Когда молодой флейтист заканчивал свое выступление, Пауль благосклонным кивком приглашал его за свой столик, угощал кофе с ликером и темным, бархатным бальзамом. А потом, по ночным улицам, они неспешно направлялись к Паулю. О, это всегда были восхитительные ночи! Наполненные утонченной негой, чуть сдобренной бокалом золотистого, в пламени свечей, коньяка, ароматом шоколада, флером восточного табака и легким лавандовым благоуханием шелкового и нежного тела друга… Когда снова наступала пятница и Пауль опять посещал кафе, – их игра начиналась заново. И, наверное, эти минуты, баюкающие на мягких волнах звучащей флейты, были особенно дороги Паулю. Тягучее и сладостное томление окатывало сердце, теплым, буквально наяву шуршащим муаром спускалось книзу, переходя в слегка пьянящее ожидание неги каждой жилочкой гениталий и ануса. О, эти тонкие, нервные губы юного друга, ласкающие мундштук флейты, о, эти длинные изящные белые пальцы, скользящие по стеблю инструмента…

Конечно, министра обороны Латвийской республики Рудольфса Карловича Бангерскиса вряд ли бы хватил апоплексический удар, если бы ему стало известно, что его предупредительный, сверхисполнительный, педантичный и наипунктуальнейший адъютант майор Пауль Круминьш – педераст.

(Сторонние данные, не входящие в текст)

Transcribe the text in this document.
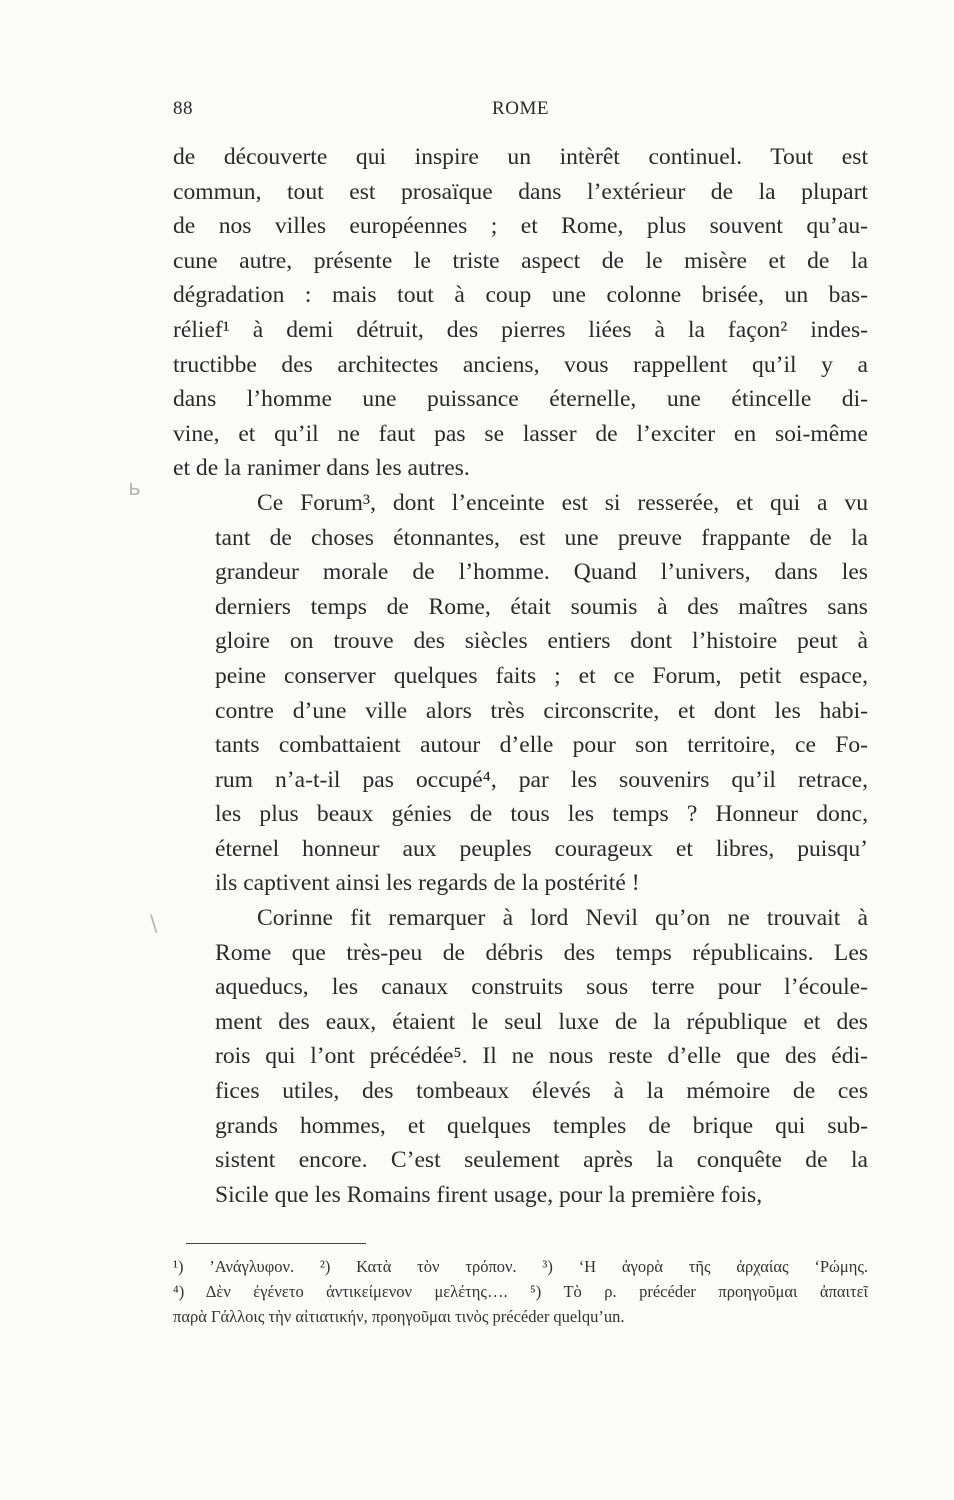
88	ROME

de découverte qui inspire un intèrêt continuel. Tout est
commun, tout est prosaïque dans l’extérieur de la plupart
de nos villes européennes ; et Rome, plus souvent qu’au-
cune autre, présente le triste aspect de le misère et de la
dégradation : mais tout à coup une colonne brisée, un bas-
rélief¹ à demi détruit, des pierres liées à la façon² indes-
tructibbe des architectes anciens, vous rappellent qu’il y a
dans l’homme une puissance éternelle, une étincelle di-
vine, et qu’il ne faut pas se lasser de l’exciter en soi-même
et de la ranimer dans les autres.

Ce Forum³, dont l’enceinte est si resserée, et qui a vu
tant de choses étonnantes, est une preuve frappante de la
grandeur morale de l’homme. Quand l’univers, dans les
derniers temps de Rome, était soumis à des maîtres sans
gloire on trouve des siècles entiers dont l’histoire peut à
peine conserver quelques faits ; et ce Forum, petit espace,
contre d’une ville alors très circonscrite, et dont les habi-
tants combattaient autour d’elle pour son territoire, ce Fo-
rum n’a-t-il pas occupé⁴, par les souvenirs qu’il retrace,
les plus beaux génies de tous les temps ? Honneur donc,
éternel honneur aux peuples courageux et libres, puisqu’
ils captivent ainsi les regards de la postérité !

Corinne fit remarquer à lord Nevil qu’on ne trouvait à
Rome que très-peu de débris des temps républicains. Les
aqueducs, les canaux construits sous terre pour l’écoule-
ment des eaux, étaient le seul luxe de la république et des
rois qui l’ont précédée⁵. Il ne nous reste d’elle que des édi-
fices utiles, des tombeaux élevés à la mémoire de ces
grands hommes, et quelques temples de brique qui sub-
sistent encore. C’est seulement après la conquête de la
Sicile que les Romains firent usage, pour la première fois,

¹) ’Ανάγλυφον. ²) Κατὰ τὸν τρόπον. ³) ‘Η ἀγορὰ τῆς ἀρχαίας ‘Ρώμης.
⁴) Δὲν ἐγένετο ἀντικείμενον μελέτης…. ⁵) Τὸ ρ. précéder προηγοῦμαι ἀπαιτεῖ
παρὰ Γάλλοις τὴν αἰτιατικήν, προηγοῦμαι τινὸς précéder quelqu’un.
ь
\
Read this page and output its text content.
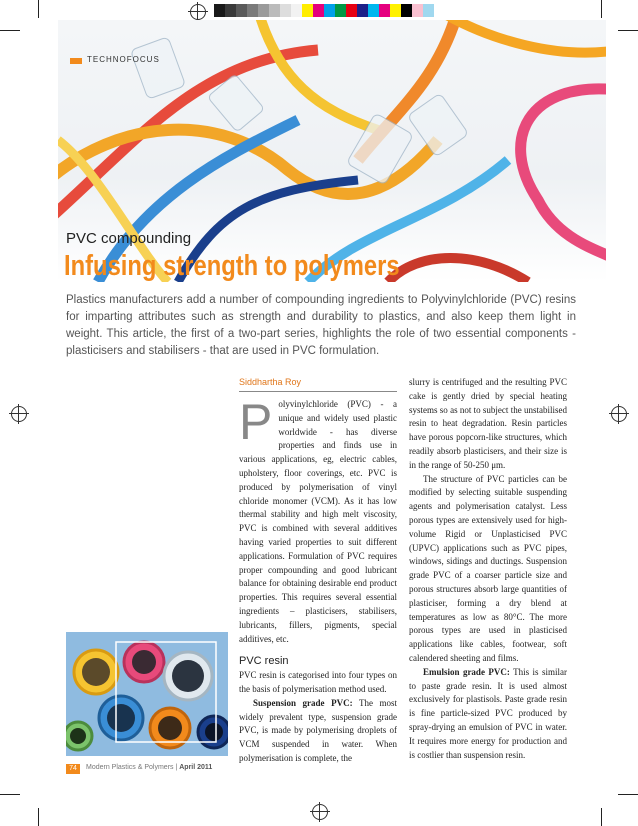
TECHNOFOCUS
PVC compounding
Infusing strength to polymers
Plastics manufacturers add a number of compounding ingredients to Polyvinylchloride (PVC) resins for imparting attributes such as strength and durability to plastics, and also keep them light in weight. This article, the first of a two-part series, highlights the role of two essential components - plasticisers and stabilisers - that are used in PVC formulation.
Siddhartha Roy

Polyvinylchloride (PVC) - a unique and widely used plastic worldwide - has diverse properties and finds use in various applications, eg, electric cables, upholstery, floor coverings, etc. PVC is produced by polymerisation of vinyl chloride monomer (VCM). As it has low thermal stability and high melt viscosity, PVC is combined with several additives having varied properties to suit different applications. Formulation of PVC requires proper compounding and good lubricant balance for obtaining desirable end product properties. This requires several essential ingredients – plasticisers, stabilisers, lubricants, fillers, pigments, special additives, etc.

PVC resin

PVC resin is categorised into four types on the basis of polymerisation method used.

Suspension grade PVC: The most widely prevalent type, suspension grade PVC, is made by polymerising droplets of VCM suspended in water. When polymerisation is complete, the

slurry is centrifuged and the resulting PVC cake is gently dried by special heating systems so as not to subject the unstabilised resin to heat degradation. Resin particles have porous popcorn-like structures, which readily absorb plasticisers, and their size is in the range of 50-250 μm.

The structure of PVC particles can be modified by selecting suitable suspending agents and polymerisation catalyst. Less porous types are extensively used for high-volume Rigid or Unplasticised PVC (UPVC) applications such as PVC pipes, windows, sidings and ductings. Suspension grade PVC of a coarser particle size and porous structures absorb large quantities of plasticiser, forming a dry blend at temperatures as low as 80°C. The more porous types are used in plasticised applications like cables, footwear, soft calendered sheeting and films.

Emulsion grade PVC: This is similar to paste grade resin. It is used almost exclusively for plastisols. Paste grade resin is fine particle-sized PVC produced by spray-drying an emulsion of PVC in water. It requires more energy for production and is costlier than suspension resin.

74	Modern Plastics & Polymers | April 2011
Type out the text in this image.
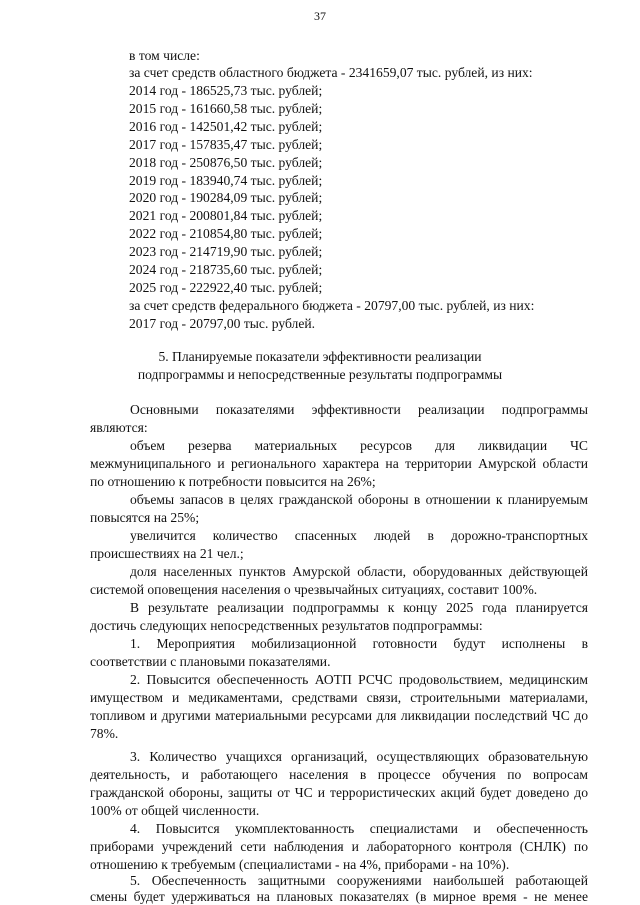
37
в том числе:
за счет средств областного бюджета - 2341659,07 тыс. рублей, из них:
2014 год - 186525,73 тыс. рублей;
2015 год - 161660,58 тыс. рублей;
2016 год - 142501,42 тыс. рублей;
2017 год - 157835,47 тыс. рублей;
2018 год - 250876,50 тыс. рублей;
2019 год - 183940,74 тыс. рублей;
2020 год - 190284,09 тыс. рублей;
2021 год - 200801,84 тыс. рублей;
2022 год - 210854,80 тыс. рублей;
2023 год - 214719,90 тыс. рублей;
2024 год - 218735,60 тыс. рублей;
2025 год - 222922,40 тыс. рублей;
за счет средств федерального бюджета - 20797,00 тыс. рублей, из них:
2017 год - 20797,00 тыс. рублей.
5. Планируемые показатели эффективности реализации
подпрограммы и непосредственные результаты подпрограммы
Основными показателями эффективности реализации подпрограммы
являются:
объем резерва материальных ресурсов для ликвидации ЧС
межмуниципального и регионального характера на территории Амурской области
по отношению к потребности повысится на 26%;
объемы запасов в целях гражданской обороны в отношении к планируемым
повысятся на 25%;
увеличится количество спасенных людей в дорожно-транспортных
происшествиях на 21 чел.;
доля населенных пунктов Амурской области, оборудованных действующей
системой оповещения населения о чрезвычайных ситуациях, составит 100%.
В результате реализации подпрограммы к концу 2025 года планируется
достичь следующих непосредственных результатов подпрограммы:
1. Мероприятия мобилизационной готовности будут исполнены в
соответствии с плановыми показателями.
2. Повысится обеспеченность АОТП РСЧС продовольствием, медицинским
имуществом и медикаментами, средствами связи, строительными материалами,
топливом и другими материальными ресурсами для ликвидации последствий ЧС до
78%.
3. Количество учащихся организаций, осуществляющих образовательную
деятельность, и работающего населения в процессе обучения по вопросам
гражданской обороны, защиты от ЧС и террористических акций будет доведено до
100% от общей численности.
4. Повысится укомплектованность специалистами и обеспеченность
приборами учреждений сети наблюдения и лабораторного контроля (СНЛК) по
отношению к требуемым (специалистами - на 4%, приборами - на 10%).
5. Обеспеченность защитными сооружениями наибольшей работающей
смены будет удерживаться на плановых показателях (в мирное время - не менее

Удар бы не хватил – сердце крепкое. Но – кровь и железо! – извращенцев генерал не переваривал. Ни в каком виде и нигде, а уж в военной среде тем паче – среди кадрового офицерского корпуса!.. В лучшем случае Бангерскис самым беспардонным образом вышиб бы ублюдка из армии, а при более негативном стечении обстоятельств, застав, так сказать, на месте или узнав о подобных наклонностях в боевой обстановке, – самолично застрелил бы не задумываясь.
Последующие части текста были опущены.